Actors who bring the macabre to life on Broadway as a presidential assassin and a pedophiliac serial killer on Sunday contend for Broadway's highest honors, the Tony Awards. Denis O'Hare's musical performance in Assassins and Brian F. O'Byrne's dramatic turn in Frozen challenge audiences to examine attitudes on acceptance, morality, and forgiveness in shows that took uncommon paths to Broadway. Assassins out composer-lyricist Stephen Sondheim's clever historical study of assassins and would-be assassins of U.S. presidents, was first staged at the New York off-Broadway theater Playwrights Horizons in 1990. After refinements and regional productions across the country it was finally scheduled for a Broadway production in 2001. But the plan was shelved following the September 11 attacks that year, as the subject of domestic terror was considered too sensitive for those times. The show finally opened in April.
One of the would-be assassins portrayed, Samuel Byck, planned to hijack an airplane and fly it into the White House to kill President Richard Nixon. Even now, audiences are conflicted over how to react to the high-spirited show, which is beautifully staged and wonderfully acted yet difficult to applaud. "Not everybody likes it," said O'Hare, who plays Charles Guiteau, a delusional attorney who shot and killed President James Garfield in 1881. "People don't know what to say. People are very confused. They are flummoxed. People are moved and at the same time repelled. They laugh and are horrified in the next breath. They don't know what to think."
The set is framed like a roller coaster, suggesting the ride the audience is taken on while the likes of John Wilkes Booth, Lee Harvey Oswald, John Hinckley Jr., and Squeaky Fromme explain themselves through song and dance in a carnival-type atmosphere. Big production numbers that would normally elicit cheers are instead punctuated by effects that draw stunned silence--the sound of an electrocution, the thumping drop of a body with a thick rope tied around the neck. "It's an interesting way to short-circuit the audience's expectation or experience," said O'Hare. "Wait a second, think about it. What are you applauding? What do you really think? What really just happened?" O'Hare, winner as Best Featured Actor in a play last year for Take Me Out, is nominated as Best Featured Actor in a Musical, a category that includes cast mate Michael Cerveris, who plays Booth, as well as John Cariani (Fiddler on the Roof), Raul Esparza (Taboo), and Michael McElroy (Big River).

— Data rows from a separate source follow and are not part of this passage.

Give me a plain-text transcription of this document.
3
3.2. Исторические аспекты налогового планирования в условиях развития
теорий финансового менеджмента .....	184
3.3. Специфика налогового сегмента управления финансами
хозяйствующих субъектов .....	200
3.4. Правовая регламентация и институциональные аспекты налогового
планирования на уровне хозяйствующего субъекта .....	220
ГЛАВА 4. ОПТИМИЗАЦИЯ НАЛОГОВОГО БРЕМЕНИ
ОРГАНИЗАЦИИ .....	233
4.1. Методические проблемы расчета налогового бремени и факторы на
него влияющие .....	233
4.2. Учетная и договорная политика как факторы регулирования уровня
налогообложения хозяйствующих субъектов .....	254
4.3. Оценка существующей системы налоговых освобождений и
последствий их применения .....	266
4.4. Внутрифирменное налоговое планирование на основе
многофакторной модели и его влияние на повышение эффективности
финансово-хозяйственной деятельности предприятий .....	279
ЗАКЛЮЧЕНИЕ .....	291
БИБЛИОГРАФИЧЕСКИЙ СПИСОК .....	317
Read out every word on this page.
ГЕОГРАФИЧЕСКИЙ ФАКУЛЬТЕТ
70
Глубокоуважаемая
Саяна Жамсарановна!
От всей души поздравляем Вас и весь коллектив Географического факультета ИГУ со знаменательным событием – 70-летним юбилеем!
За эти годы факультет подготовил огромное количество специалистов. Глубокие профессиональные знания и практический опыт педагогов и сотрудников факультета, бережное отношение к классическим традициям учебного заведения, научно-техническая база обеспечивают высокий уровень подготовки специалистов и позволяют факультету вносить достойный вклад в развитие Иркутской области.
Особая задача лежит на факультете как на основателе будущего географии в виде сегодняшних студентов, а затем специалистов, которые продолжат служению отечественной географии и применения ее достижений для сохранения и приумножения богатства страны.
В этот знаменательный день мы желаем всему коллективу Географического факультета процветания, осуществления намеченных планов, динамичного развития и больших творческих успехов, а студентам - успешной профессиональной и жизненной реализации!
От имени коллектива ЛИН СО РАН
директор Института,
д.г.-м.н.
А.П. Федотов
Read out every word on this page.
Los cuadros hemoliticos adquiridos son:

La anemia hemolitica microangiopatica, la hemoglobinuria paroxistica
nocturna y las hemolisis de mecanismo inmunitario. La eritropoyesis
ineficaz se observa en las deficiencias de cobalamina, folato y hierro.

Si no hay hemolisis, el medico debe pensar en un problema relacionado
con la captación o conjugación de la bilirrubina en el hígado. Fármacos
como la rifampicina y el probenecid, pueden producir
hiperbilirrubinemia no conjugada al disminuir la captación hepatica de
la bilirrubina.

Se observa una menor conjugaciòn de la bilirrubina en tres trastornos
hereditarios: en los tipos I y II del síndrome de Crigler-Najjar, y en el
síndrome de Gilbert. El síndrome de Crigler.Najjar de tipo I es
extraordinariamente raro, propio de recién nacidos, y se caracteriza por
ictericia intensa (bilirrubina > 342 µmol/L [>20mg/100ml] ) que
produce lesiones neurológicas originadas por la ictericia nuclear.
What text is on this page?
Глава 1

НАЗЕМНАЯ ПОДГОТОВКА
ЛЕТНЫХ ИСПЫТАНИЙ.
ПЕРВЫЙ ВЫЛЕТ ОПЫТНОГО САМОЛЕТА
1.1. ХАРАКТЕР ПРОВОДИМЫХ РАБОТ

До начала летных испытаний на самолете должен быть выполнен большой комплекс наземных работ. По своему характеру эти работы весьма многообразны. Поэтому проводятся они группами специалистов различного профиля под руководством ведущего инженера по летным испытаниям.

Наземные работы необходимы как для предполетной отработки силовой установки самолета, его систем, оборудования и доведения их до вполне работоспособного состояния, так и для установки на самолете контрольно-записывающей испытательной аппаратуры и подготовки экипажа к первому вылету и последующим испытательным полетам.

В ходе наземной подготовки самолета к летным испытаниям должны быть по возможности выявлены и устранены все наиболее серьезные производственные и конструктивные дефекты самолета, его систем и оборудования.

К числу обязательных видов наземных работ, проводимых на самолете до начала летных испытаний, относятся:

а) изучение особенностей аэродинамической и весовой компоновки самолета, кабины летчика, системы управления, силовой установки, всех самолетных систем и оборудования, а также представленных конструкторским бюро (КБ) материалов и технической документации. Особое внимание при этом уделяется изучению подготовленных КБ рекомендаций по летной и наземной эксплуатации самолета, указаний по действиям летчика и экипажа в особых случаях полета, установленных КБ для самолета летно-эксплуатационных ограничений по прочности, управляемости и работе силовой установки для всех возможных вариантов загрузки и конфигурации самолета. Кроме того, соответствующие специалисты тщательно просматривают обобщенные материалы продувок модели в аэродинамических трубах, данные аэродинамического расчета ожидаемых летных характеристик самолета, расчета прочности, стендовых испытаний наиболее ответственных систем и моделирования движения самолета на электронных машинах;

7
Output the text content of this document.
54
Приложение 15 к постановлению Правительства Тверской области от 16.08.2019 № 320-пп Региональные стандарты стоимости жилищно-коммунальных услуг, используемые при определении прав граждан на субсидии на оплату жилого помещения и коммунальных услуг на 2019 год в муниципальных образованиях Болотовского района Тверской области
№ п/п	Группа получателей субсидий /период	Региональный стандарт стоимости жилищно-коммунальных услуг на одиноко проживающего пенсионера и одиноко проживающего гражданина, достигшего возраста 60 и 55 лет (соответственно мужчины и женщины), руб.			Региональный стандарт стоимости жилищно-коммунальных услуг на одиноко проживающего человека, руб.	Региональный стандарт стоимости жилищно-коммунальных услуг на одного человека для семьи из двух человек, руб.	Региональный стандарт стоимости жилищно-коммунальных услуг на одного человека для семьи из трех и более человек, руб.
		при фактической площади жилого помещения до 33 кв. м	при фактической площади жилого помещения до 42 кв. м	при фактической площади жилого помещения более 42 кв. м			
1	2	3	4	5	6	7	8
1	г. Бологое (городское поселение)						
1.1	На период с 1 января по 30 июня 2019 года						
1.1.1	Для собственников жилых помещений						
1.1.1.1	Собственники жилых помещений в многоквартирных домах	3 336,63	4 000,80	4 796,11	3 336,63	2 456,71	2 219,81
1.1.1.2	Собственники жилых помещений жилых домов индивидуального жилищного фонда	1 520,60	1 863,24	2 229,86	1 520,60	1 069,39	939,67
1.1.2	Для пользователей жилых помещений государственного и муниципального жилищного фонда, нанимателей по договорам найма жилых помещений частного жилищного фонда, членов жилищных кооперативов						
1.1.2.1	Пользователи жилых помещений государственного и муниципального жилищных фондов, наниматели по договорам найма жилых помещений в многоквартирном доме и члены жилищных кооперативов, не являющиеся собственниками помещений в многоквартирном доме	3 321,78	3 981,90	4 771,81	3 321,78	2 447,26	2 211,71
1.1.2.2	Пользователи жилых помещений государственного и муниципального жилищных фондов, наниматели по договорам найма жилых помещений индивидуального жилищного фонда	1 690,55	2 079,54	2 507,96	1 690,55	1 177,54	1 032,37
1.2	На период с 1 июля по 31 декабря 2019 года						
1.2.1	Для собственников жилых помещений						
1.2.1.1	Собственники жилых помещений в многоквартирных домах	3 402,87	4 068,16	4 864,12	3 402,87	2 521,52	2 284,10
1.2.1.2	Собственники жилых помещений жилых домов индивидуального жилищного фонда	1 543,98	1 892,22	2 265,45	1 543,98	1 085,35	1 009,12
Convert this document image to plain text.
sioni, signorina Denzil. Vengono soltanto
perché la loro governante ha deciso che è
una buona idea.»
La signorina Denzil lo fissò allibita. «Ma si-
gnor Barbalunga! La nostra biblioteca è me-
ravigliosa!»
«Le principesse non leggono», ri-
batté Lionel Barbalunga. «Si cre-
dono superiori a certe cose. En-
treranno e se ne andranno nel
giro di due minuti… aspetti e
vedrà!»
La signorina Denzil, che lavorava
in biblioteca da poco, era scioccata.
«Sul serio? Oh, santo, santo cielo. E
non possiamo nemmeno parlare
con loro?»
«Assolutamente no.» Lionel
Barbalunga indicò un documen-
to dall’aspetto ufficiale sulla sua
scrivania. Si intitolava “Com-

Playwright Bryony Lavery's Frozen, which is nominated for Best Play, presents a dramatic triangle revolving around O'Byrne's child killer character, Ralph. O'Byrne lights up the sparse stage as he interacts with an academic exploring his background for research and, in a confrontation 20 years after the fact, with the mother of one of his victims, played with aching authenticity by Swoosie Kurtz. Frozen made the trip to Broadway after opening at the small MCC Theater in New York. "I signed up three months ago for a limited run off-Broadway for 300 bucks a week, and lo and behold, here we are at the Tonys party," said O'Byrne, nominated twice before for The Beauty Queen of Leenane and The Lonesome West.
O'Byrne said audiences seem to be getting an inspirational message from the show, the first one moved to Broadway by MCC artistic directors Robert LuPone and Bernard Telsey since starting their theater group in 1986. "I don't think that anybody leaving the theater thinks that the story is just about a serial killer and the way his brain works," said the lanky Irish actor. "I think it is about understanding what forgiveness is: what does it mean to forgive somebody; what does one have to do to forgive; and what is bearable in life and how do we cope with tragedies. It seems to be an uplifting experience." Nominated along with O'Byrne in the Featured Actor in a Play category are Tom Aldredge (Twentieth Century), Ben Chaplin (The Retreat from Moscow), Aidan Gillen (The Caretaker), and Omar Metwally (Sixteen Wounded).